В ответ на предложение Павлова Горбачев в свойственной ему манере стал высказываться довольно неопределенно — с одной стороны, он вроде бы и признавал важность развития отношений с Европой, но, с другой, из его туманных рассуждений можно было понять, что вряд ли он сменит свою проамериканскую ориентацию. Примечательно и то, что присутствовавшие на заседании Примаков и Бакатин в целом поддержали позицию Павлова.
Что же обращало на себя особое внимание в ходе этого, да и многих других совещаний у Горбачева? Отсутствие глубокого анализа обсуждаемого вопроса, серьезного обоснования той или иной точки зрения, в частности оценки возможных последствий ориентации нашей внешней политики на Америку.
Мне показалось, что Горбачев в лучшем случае попросту не владеет необходимыми материалами, исходными данными, заключениями экспертов, аналитиков. Как это нередко бывало, он импровизировал, реагировал скорее эмоционально, чем рационально, пускался в пространные рассуждения на общие темы да порой позировал. За всем этим, однако, чувствовалось, что его доклад на «семерке» уже готов, проамерикански настроенные лица из его окружения соответствующую работу провели и оказать какое-то влияние на предрешенный исход дела уже невозможно.
Тем не менее я счел нужным выступить. В полной мере я не был согласен ни с одной из высказанных на совещании позиций — ни с той, что изложил Павлов, ни с мнением Горбачева, ни с предложениями других выступивших. В чем была суть моего подхода? В том, что такая великая держава, как Советский Союз (великая, разумеется, по параметрам в то время), не может, да и не должна иметь одну узкую ориентацию, то есть делать ставку на отдельную страну или даже группу стран. У Советского государства политический выбор должен быть свободным, независимым, исключающим вхождение в тень Америки, Западной Европы или какой-либо другой страны или региона. Наивно было бы полагать (даже мысли такой допустить нельзя), чтобы, к примеру, Соединенные Штаты Америки сориентировались бы вдруг лишь на одну Западную Европу, даже объединенную, пренебрегая при этом своими традиционными отношениями с другими странами или регионами.
Мне, конечно, ближе была позиция Павлова, рациональное зерно которой заключалось в необходимости ухода от абсолютного ориентирования на США.
После Сталина все руководители нашего государства начинали с серьезных усилий по налаживанию отношений с Америкой, только каждый раз это кончалось тем, что наши «партнеры» находили какой-нибудь очередной «повод» для того, чтобы при случае утереть нам нос и вновь вернуть все на исходные позиции. При этом мы не только откатывались на прежние рубежи, но и оказывались отброшенными еще больше назад. Объяснение тому простое — Соединенные Штаты пока могут спокойно обходиться без нас, а вот наша проклятая зависимость от них по зерну сделала нас — Советский Союз, а теперь Россию — заложниками этих отношений.

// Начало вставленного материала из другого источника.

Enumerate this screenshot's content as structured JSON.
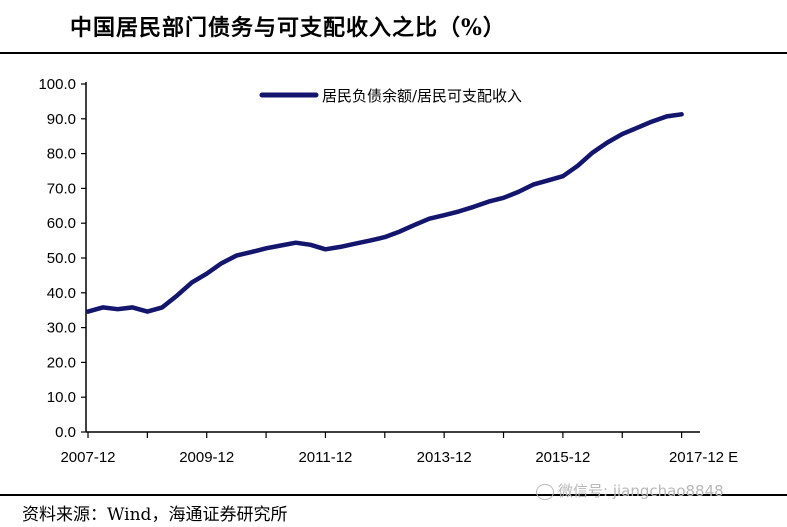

Но и позиция Павлова все-таки тоже была односторонней, она не содержала в себе, как мне представлялось, посылок кардинального сдвига в нашей внешней политике.
Суть моего предложения — сделать Советский Союз открытым для отношений с любой страной, с любым регионом, а это исключало ориентирование только на одно направление. Оптимальное решение для Советского Союза — поддерживать и развивать отношения с европейскими странами, Соединенными Штатами Америки, с Китайской Народной Республикой, с любой страной, которая придерживается принципов равноправия, корректности, взаимной выгоды. Сохраняется свобода маневра, появляются условия для конкуренции, не говоря уже о широком диапазоне возможных сделок.
В присутствии всех принимавших участие в этом заседании я сказал, что по абсолютно достоверным данным заседание «семерки» никаких конкретных результатов для Советского Союза не даст, кредитов мы не получим. На расширение взаимовыгодных торгово-экономических отношений между членами «семерки» и Советским Союзом рассчитывать нет никаких оснований. Поэтому очень важно не питать иллюзий и строить тактику своего поведения исходя из этого.
На что Горбачев сказал, что он тоже так думает, но сказал как-то нетвердо, неуверенно. Ну а если он понимал это, то тогда зачем нужна была вся эта игра?
Более того, во время заседания Совета безопасности мне подослали из разведки самую свежую информацию о том, что ожидает Советский Союз на заседании «семерки». Она полностью совпадала с тем, что мною было сказано. Я передал эту информацию Горбачеву, он прочитал, невесело улыбнулся. К телеграмме я сделал приписку о возможности ее оглашения. Горбачев жестом дал понять, что не стоит этого делать. Больше никакой реакции от него не последовало.